Like over 200 other companies, the software group was until recently a member of the AllSeen alliance initiated by Qualcomm and recently switched to the newly formed Open Connectivity Foundation. Their goal is to develop a single specification or at least a common set of protocols and projects for all types of IoT devices.
On the client side, Windows 10 IoT Core acts as a possible operating system for industrial devices. The example shows a robot kit.
Microsoft provides the Azure IoT suite as a cloud platform. This already contains some preconfigured solutions for common Internet of Things scenarios. The portfolio is expanded with the acquisition of the Italian IoT start-up Solair.
With AWS Greengrass, the portfolio extends into the edge area. IoT devices can react to local events and have a local effect on the data they generate, while the cloud continues to be used for management, analysis and permanent storage.
In March 2015, Big Blue announced that it would invest around three billion dollars in the development of an IoT division over the next four years. It should be located within the IBM Analytics division. IBM wants to develop new products and services here. In the course of this, the "IBM IoT Cloud Open Platform for Industries" was announced, on which customers and partners can design and implement industry-specific IoT solutions.

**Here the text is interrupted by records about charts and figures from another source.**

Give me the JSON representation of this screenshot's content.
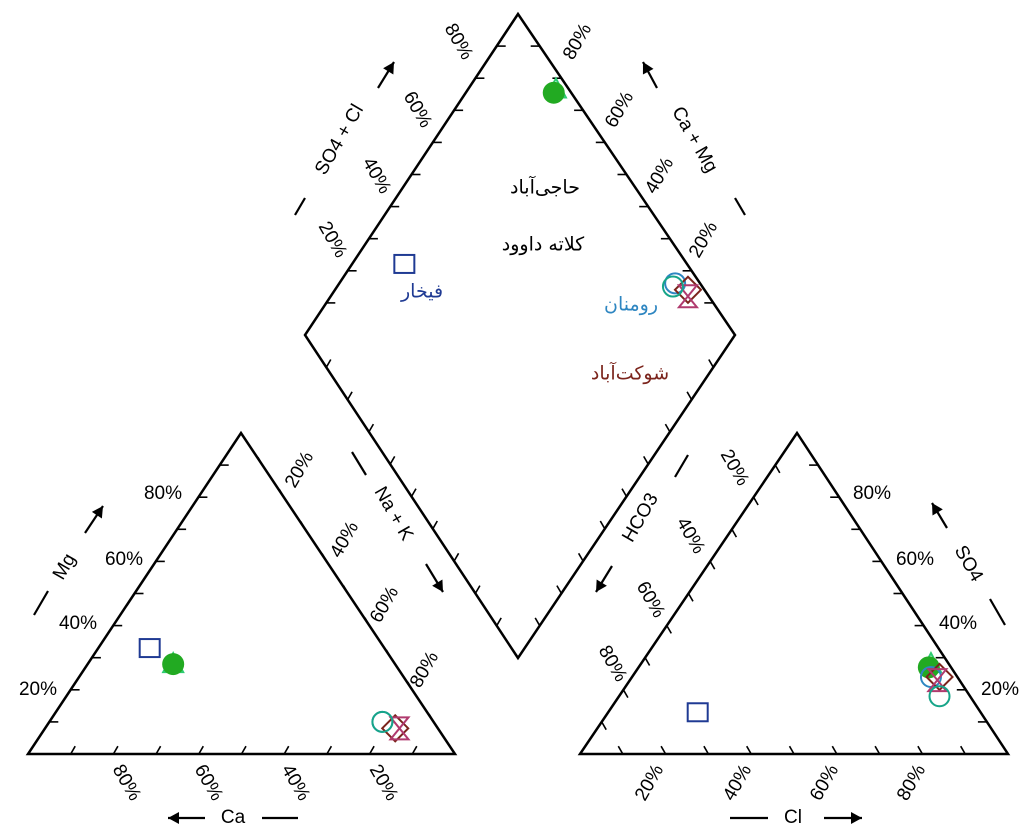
{
  "chart_data": {
    "type": "piper",
    "axes": {
      "cation_triangle": {
        "left_axis": {
          "label": "Mg",
          "ticks": [
            "80%",
            "60%",
            "40%",
            "20%"
          ]
        },
        "right_axis": {
          "label": "Na + K",
          "ticks": [
            "20%",
            "40%",
            "60%",
            "80%"
          ]
        },
        "bottom_axis": {
          "label": "Ca",
          "ticks": [
            "80%",
            "60%",
            "40%",
            "20%"
          ]
        }
      },
      "anion_triangle": {
        "left_axis": {
          "label": "HCO3",
          "ticks": [
            "20%",
            "40%",
            "60%",
            "80%"
          ]
        },
        "right_axis": {
          "label": "SO4",
          "ticks": [
            "80%",
            "60%",
            "40%",
            "20%"
          ]
        },
        "bottom_axis": {
          "label": "Cl",
          "ticks": [
            "20%",
            "40%",
            "60%",
            "80%"
          ]
        }
      },
      "diamond": {
        "upper_left_axis": {
          "label": "SO4 + Cl",
          "ticks": [
            "80%",
            "60%",
            "40%",
            "20%"
          ]
        },
        "upper_right_axis": {
          "label": "Ca + Mg",
          "ticks": [
            "80%",
            "60%",
            "40%",
            "20%"
          ]
        }
      }
    },
    "samples": [
      {
        "name": "حاجی‌آباد",
        "marker": "triangle",
        "color": "#2ecc71",
        "cation": {
          "Ca": 52,
          "Mg": 28,
          "NaK": 20
        },
        "anion": {
          "HCO3": 4,
          "SO4": 28,
          "Cl": 68
        },
        "diamond": {
          "SO4Cl": 96,
          "CaMg": 80
        }
      },
      {
        "name": "کلاته داوود",
        "marker": "filled-circle",
        "color": "#22aa22",
        "cation": {
          "Ca": 52,
          "Mg": 28,
          "NaK": 20
        },
        "anion": {
          "HCO3": 5,
          "SO4": 27,
          "Cl": 68
        },
        "diamond": {
          "SO4Cl": 95,
          "CaMg": 80
        }
      },
      {
        "name": "فیخار",
        "marker": "square",
        "color": "#1f3a93",
        "cation": {
          "Ca": 55,
          "Mg": 33,
          "NaK": 12
        },
        "anion": {
          "HCO3": 66,
          "SO4": 13,
          "Cl": 21
        },
        "diamond": {
          "SO4Cl": 34,
          "CaMg": 88
        }
      },
      {
        "name": "رومنان",
        "marker": "open-circle",
        "color": "#2e86c1",
        "cation": {
          "Ca": 12,
          "Mg": 10,
          "NaK": 78
        },
        "anion": {
          "HCO3": 6,
          "SO4": 24,
          "Cl": 70
        },
        "diamond": {
          "SO4Cl": 94,
          "CaMg": 22
        }
      },
      {
        "name": "شوکت‌آباد",
        "marker": "diamond",
        "color": "#7b241c",
        "cation": {
          "Ca": 10,
          "Mg": 8,
          "NaK": 82
        },
        "anion": {
          "HCO3": 4,
          "SO4": 24,
          "Cl": 72
        },
        "diamond": {
          "SO4Cl": 96,
          "CaMg": 18
        }
      },
      {
        "name": "",
        "marker": "hourglass",
        "color": "#b03a6e",
        "cation": {
          "Ca": 9,
          "Mg": 8,
          "NaK": 83
        },
        "anion": {
          "HCO3": 5,
          "SO4": 23,
          "Cl": 72
        },
        "diamond": {
          "SO4Cl": 95,
          "CaMg": 17
        }
      },
      {
        "name": "",
        "marker": "open-circle",
        "color": "#17a589",
        "cation": {
          "Ca": 12,
          "Mg": 10,
          "NaK": 78
        },
        "anion": {
          "HCO3": 7,
          "SO4": 18,
          "Cl": 75
        },
        "diamond": {
          "SO4Cl": 93,
          "CaMg": 22
        }
      }
    ],
    "colors": {
      "frame": "#000000",
      "arrow": "#000000"
    }
  }
}
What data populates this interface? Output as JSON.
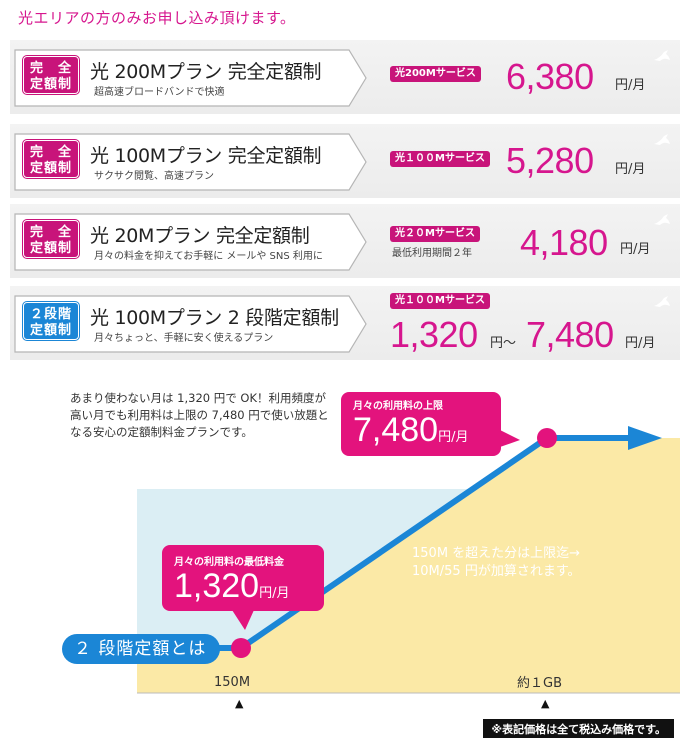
{
  "header": "光エリアの方のみお申し込み頂けます。",
  "plans": [
    {
      "badge_l1": "完　全",
      "badge_l2": "定額制",
      "badge_color": "#c8147a",
      "name": "光 200Mプラン 完全定額制",
      "sub": "超高速ブロードバンドで快適",
      "service": "光200Mサービス",
      "note": "",
      "price": "6,380",
      "unit": "円/月"
    },
    {
      "badge_l1": "完　全",
      "badge_l2": "定額制",
      "badge_color": "#c8147a",
      "name": "光 100Mプラン 完全定額制",
      "sub": "サクサク閲覧、高速プラン",
      "service": "光１００Mサービス",
      "note": "",
      "price": "5,280",
      "unit": "円/月"
    },
    {
      "badge_l1": "完　全",
      "badge_l2": "定額制",
      "badge_color": "#c8147a",
      "name": "光 20Mプラン 完全定額制",
      "sub": "月々の料金を抑えてお手軽に メールや SNS 利用に",
      "service": "光２０Mサービス",
      "note": "最低利用期間２年",
      "price": "4,180",
      "unit": "円/月"
    },
    {
      "badge_l1": "２段階",
      "badge_l2": "定額制",
      "badge_color": "#1b86d6",
      "name": "光 100Mプラン 2 段階定額制",
      "sub": "月々ちょっと、手軽に安く使えるプラン",
      "service": "光１００Mサービス",
      "note": "",
      "price_min": "1,320",
      "price_sep": "円～",
      "price_max": "7,480",
      "unit": "円/月"
    }
  ],
  "description": "あまり使わない月は 1,320 円で OK！利用頻度が高い月でも利用料は上限の 7,480 円で使い放題となる安心の定額制料金プランです。",
  "graph": {
    "max_label": "月々の利用料の上限",
    "max_value": "7,480",
    "max_unit": "円/月",
    "min_label": "月々の利用料の最低料金",
    "min_value": "1,320",
    "min_unit": "円/月",
    "note_line1": "150M を超えた分は上限迄→",
    "note_line2": "10M/55 円が加算されます。",
    "pill": "２ 段階定額とは",
    "x_label_1": "150M",
    "x_label_2": "約１GB",
    "marker": "▲",
    "colors": {
      "pink": "#e3137d",
      "blue": "#1b86d6",
      "sky": "#dbeef4",
      "cream": "#fbe9a6"
    }
  },
  "tax_note": "※表記価格は全て税込み価格です。"
}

Although Intel is already well equipped for the age of wearables and IoT with its single-processor computers "Galileo" and "Edison" in the field of end devices, the company wants more of the pie. "The Internet of Things is an end-to-end topic," said Doug Fisher, vice president and general manager of Intel's Software and Services Group, on the announcement of the IoT strategy six months ago. Its core component is therefore a gateway reference design that can collect, process and translate data from sensors and other networked IoT devices.
At the center of the chip manufacturer's IoT strategy is a new generation of the "Intel IoT Gateway". Based on the IoT platform, Intel offers a roadmap for integrated hardware and software solutions. It includes API management, software services, data analytics, cloud connectivity, intelligent gateways and a product line of scalable processors with Intel architecture. Another important part of the roadmap is IT security.
The SAP IoT platform "HANA Cloud Platform for IoT" is an IoT version of the HANA Cloud Platform that has been expanded to include software for connecting and managing devices as well as data integration and analysis. The edition is integrated with SAP's already presented IoT solutions "SAP Predictive Maintenance and Service", "SAP Connected Logistics" and "Connected Manufacturing".
At the end of February 2015, HP presented its "HP Internet of Things Platform". The company is targeting "communications service providers" who are to be enabled to create "smart device ecosystems" - that is, to manage large amounts of networked products and end devices in their networks and to analyze the resulting data.
With the takeover of ThingWorx, the American software provider PTC was able to catch up with the circle of the most promising Internet of Things providers at the beginning of last year. With "ThingWorx" the company offers a platform for the development and commissioning of IoT applications in companies.